Before I Go to Sleep (15)

Directed by: Rowan Joffe

Starring: Nicole Kidman, Colin Firth, Mark Strong

Star rating: *

Based on SJ Watson’s twist-laden thriller about a 40-something amnesiac who wakes every morning thinking she’s in her early 20s, Before I Go To Sleep could largely be written off as “Memento for morons” if that didn’t imply there was some fun to be had watching Nicole Kidman negotiating the silliness of the premise. Alas, as the victim of a traumatic attack who has to reconstruct her life every day – with the aid of strangers whom she has to learn to trust again, and technology that she never seems remotely freaked out by (smart phones, the internet) – Kidman, inset, is yet again thoroughly terrible, hamstrung by a director (Rowan Joffe) who appears to have no idea how to turn the limited perspective of the narrative (we see everything from Kidman’s point-of-view) into compelling drama.

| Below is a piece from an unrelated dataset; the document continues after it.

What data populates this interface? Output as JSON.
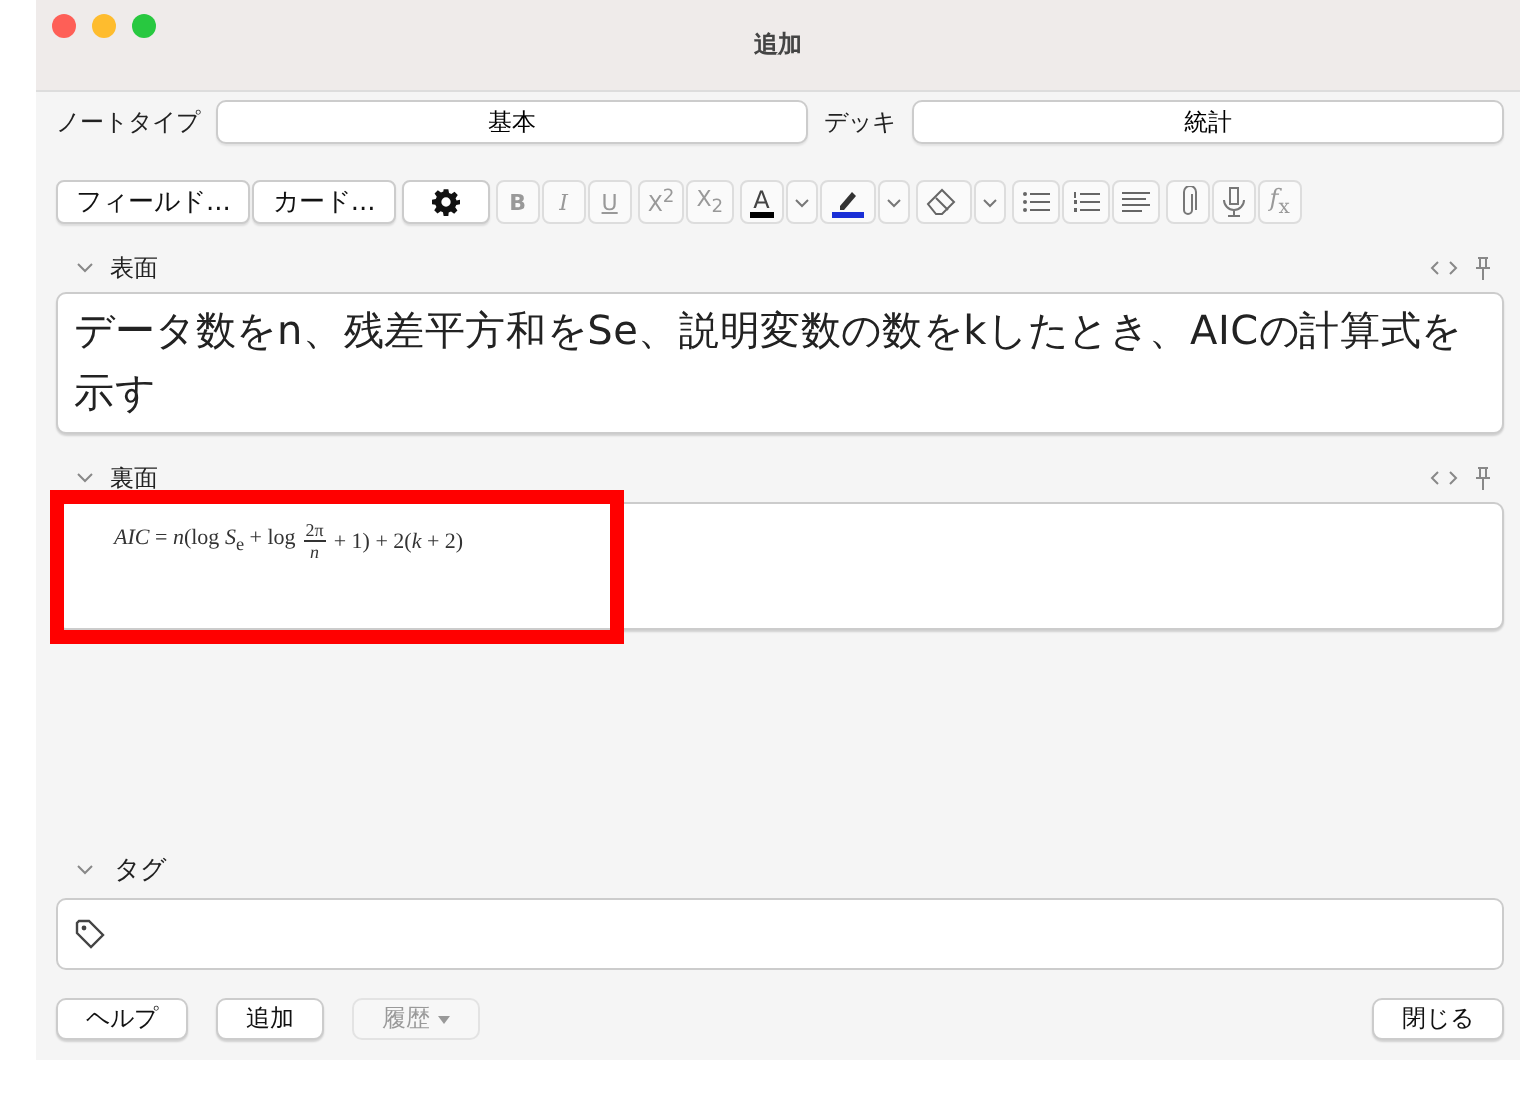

The Hundred-Foot Journey (PG)

Directed by: Lasse Hallström

Starring: Helen Mirren, Om Puri, Manish Dayal

Star rating: * *

Following Chocolat and Salmon Fishing in the Yemen, Lasse Hallström delivers another typically handsome but hollow adaptation of a middlebrow novel for the delectation of audiences who just want a bit of undemanding escapism. Nothing wrong with that, per se, but this French-set tale does rather waste Helen Mirren and the great Om Puri. Cast as the proprietors of rival eateries (she owns a Michelin-starred restaurant, he a newly opened Indian street-food emporium), the culture clash that arises from their differing approaches to food belies how, deep down, there’s really not all that much separating their precision-vs-passion philosophies to cooking – something reinforced by a subplot revolving around Puri’s son (Manish Dayal) proving himself worthy enough to work in Mirren’s kitchen.

Island of Lemurs: Madagascar (U)

Directed by: David Douglas

Star rating: * *

At just 39 minutes, this 3D IMAX release brings to mind that joke at the beginning of Annie Hall: the running time feels kind of stingy, but the film itself isn’t all that good. Still, as kid-friendly nature docs extolling the virtues of conservation go, it proves serviceable enough when capturing the divergent personalities and strange beauty of the many different species of lemurs endemic to the African island of Madagascar. Unlike rival Disney Nature’s big screen docs, though, this isn’t especially good at creating drama out of its subjects’ endangered situation, which leaves Morgan Freeman’s narration lacking any kind of dynamism.